Puis-je d’un tel chagrin savoir quel est l’objet[1] ?
Émilie et César, l’un et l’autre me gêne :
L’un me semble trop bon, l’autre trop inhumaine.
Plût aux Dieux que César employât mieux ses soins[2],
Et s’en fît plus aimer, ou m’aimât un peu moins ;
Que sa bonté touchât la beauté qui me charme,
Et la pût adoucir comme elle me désarme !
Je sens au fond du cœur mille remords cuisants[3],
Qui rendent à mes yeux tous ses bienfaits présents ;
Cette faveur si pleine, et si mal reconnue,
Par un mortel reproche à tous moments me tue.

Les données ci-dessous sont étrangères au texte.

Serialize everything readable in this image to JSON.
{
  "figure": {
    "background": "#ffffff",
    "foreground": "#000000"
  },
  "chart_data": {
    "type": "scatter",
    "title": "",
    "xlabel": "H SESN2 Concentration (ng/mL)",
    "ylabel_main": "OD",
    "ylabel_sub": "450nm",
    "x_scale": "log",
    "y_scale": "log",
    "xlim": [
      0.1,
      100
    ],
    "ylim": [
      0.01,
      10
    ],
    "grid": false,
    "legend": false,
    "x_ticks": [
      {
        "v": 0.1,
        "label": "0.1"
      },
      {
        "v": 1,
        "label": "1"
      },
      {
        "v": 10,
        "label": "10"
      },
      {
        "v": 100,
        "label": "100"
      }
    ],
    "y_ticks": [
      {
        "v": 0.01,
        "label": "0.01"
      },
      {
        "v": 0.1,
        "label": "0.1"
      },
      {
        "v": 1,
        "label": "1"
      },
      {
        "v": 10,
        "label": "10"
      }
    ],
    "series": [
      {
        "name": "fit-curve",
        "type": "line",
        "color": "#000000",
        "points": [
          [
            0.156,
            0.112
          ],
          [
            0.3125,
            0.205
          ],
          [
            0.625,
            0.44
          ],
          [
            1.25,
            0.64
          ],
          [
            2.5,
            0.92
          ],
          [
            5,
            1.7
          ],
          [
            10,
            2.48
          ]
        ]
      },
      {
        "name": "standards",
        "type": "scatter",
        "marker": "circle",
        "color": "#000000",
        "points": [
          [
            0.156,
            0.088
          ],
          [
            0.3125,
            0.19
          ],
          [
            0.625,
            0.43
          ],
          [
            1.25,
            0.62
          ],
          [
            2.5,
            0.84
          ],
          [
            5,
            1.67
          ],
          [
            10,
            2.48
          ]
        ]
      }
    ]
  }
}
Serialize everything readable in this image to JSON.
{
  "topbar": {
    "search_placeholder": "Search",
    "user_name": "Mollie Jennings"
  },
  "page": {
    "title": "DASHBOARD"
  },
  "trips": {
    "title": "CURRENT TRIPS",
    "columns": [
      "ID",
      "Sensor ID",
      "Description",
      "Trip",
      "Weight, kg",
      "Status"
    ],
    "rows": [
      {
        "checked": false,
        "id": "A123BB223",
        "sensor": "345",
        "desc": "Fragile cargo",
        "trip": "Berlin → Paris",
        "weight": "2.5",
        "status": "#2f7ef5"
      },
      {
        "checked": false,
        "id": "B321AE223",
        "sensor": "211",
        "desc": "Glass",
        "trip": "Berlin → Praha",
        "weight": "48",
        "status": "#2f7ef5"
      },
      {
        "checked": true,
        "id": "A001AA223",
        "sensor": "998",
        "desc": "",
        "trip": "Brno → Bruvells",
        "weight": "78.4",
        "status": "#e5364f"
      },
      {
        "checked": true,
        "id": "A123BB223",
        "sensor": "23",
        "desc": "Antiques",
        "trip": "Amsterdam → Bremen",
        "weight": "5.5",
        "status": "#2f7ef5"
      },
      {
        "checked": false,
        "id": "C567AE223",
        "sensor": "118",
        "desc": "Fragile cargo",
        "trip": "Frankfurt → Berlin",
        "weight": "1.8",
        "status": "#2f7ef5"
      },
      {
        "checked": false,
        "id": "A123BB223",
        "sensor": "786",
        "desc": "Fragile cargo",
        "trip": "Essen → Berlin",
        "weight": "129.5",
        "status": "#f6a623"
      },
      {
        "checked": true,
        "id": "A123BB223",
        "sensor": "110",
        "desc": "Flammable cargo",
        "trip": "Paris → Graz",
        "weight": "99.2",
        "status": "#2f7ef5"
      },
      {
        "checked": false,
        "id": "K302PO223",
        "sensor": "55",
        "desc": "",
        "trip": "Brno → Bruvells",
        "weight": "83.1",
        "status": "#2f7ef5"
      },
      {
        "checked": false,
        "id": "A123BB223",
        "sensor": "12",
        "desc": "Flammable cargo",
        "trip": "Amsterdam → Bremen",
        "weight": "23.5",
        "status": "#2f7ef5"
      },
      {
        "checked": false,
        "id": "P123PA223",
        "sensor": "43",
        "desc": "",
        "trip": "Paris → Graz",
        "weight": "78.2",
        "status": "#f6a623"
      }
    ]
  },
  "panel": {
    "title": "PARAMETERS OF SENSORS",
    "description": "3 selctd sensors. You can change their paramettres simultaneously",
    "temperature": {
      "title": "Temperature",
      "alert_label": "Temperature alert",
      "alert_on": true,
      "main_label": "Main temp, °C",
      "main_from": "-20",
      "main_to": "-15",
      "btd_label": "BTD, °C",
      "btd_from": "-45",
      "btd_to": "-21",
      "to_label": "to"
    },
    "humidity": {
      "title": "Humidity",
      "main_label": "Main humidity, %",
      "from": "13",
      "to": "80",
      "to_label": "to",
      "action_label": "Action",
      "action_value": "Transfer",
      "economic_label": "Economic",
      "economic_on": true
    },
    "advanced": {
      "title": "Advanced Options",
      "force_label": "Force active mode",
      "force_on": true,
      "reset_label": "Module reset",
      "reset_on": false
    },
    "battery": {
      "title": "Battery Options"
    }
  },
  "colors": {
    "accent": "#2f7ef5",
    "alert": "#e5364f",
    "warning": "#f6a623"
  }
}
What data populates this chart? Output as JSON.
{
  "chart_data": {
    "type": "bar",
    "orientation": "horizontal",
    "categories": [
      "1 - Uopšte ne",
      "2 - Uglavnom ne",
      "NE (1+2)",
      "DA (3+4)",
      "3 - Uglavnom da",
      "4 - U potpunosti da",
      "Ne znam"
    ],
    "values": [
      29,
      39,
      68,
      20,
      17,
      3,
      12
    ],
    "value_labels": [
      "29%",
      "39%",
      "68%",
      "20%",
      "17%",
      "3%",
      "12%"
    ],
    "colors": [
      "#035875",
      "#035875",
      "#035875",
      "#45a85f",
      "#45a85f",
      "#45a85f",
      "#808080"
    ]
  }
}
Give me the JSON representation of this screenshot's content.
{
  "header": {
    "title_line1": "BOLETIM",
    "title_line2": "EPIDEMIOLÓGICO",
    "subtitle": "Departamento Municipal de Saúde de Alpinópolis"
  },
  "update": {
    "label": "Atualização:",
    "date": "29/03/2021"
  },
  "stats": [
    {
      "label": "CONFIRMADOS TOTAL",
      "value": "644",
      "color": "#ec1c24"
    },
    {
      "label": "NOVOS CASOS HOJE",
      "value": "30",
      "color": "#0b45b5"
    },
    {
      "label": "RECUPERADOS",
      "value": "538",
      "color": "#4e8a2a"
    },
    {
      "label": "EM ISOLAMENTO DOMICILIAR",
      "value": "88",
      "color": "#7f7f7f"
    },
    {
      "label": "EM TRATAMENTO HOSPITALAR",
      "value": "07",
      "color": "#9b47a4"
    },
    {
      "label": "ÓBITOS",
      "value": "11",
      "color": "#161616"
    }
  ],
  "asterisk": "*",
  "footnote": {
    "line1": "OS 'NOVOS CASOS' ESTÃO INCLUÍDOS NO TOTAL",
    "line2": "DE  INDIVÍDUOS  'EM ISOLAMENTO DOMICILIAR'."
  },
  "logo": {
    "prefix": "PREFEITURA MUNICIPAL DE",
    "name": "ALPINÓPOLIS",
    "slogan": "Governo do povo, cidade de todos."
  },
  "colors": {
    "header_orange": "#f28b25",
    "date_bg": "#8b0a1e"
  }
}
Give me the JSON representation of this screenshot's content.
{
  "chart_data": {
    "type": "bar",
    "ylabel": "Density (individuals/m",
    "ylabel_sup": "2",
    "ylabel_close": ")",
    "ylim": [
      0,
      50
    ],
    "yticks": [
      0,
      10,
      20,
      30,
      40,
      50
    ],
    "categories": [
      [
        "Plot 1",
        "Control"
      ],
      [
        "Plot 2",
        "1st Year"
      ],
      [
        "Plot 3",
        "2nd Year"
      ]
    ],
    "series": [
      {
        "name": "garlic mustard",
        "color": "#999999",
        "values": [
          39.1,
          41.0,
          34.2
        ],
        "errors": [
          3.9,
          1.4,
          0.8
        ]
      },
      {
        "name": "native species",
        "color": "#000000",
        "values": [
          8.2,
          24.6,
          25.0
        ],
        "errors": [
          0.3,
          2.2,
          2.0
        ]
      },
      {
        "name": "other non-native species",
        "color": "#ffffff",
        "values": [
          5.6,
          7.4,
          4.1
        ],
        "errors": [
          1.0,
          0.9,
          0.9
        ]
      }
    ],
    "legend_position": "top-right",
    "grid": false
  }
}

Il me semble surtout incessamment le voir
Déposer en nos mains son absolu pouvoir,
Écouter nos avis, m’applaudir et me dire :
« Cinna, par vos conseils, je retiendrai l’empire,
Mais je le retiendrai pour vous en faire part. »
Et je puis dans son sein enfoncer un poignard !
Ah ! plutôt… Mais, hélas ! j’idolâtre Émilie ;
Un serment exécrable à sa haine me lie ;
L’horreur qu’elle a de lui me le rend odieux :
Des deux côtés j’offense et ma gloire et les Dieux ;
Je deviens sacrilège, ou je suis parricide,
Et vers l’un ou vers l’autre il faut être perfide.
Vous n’aviez point tantôt ces agitations ;
Vous paroissiez plus ferme en vos intentions ;
Vous ne sentiez au cœur ni remords ni reproche.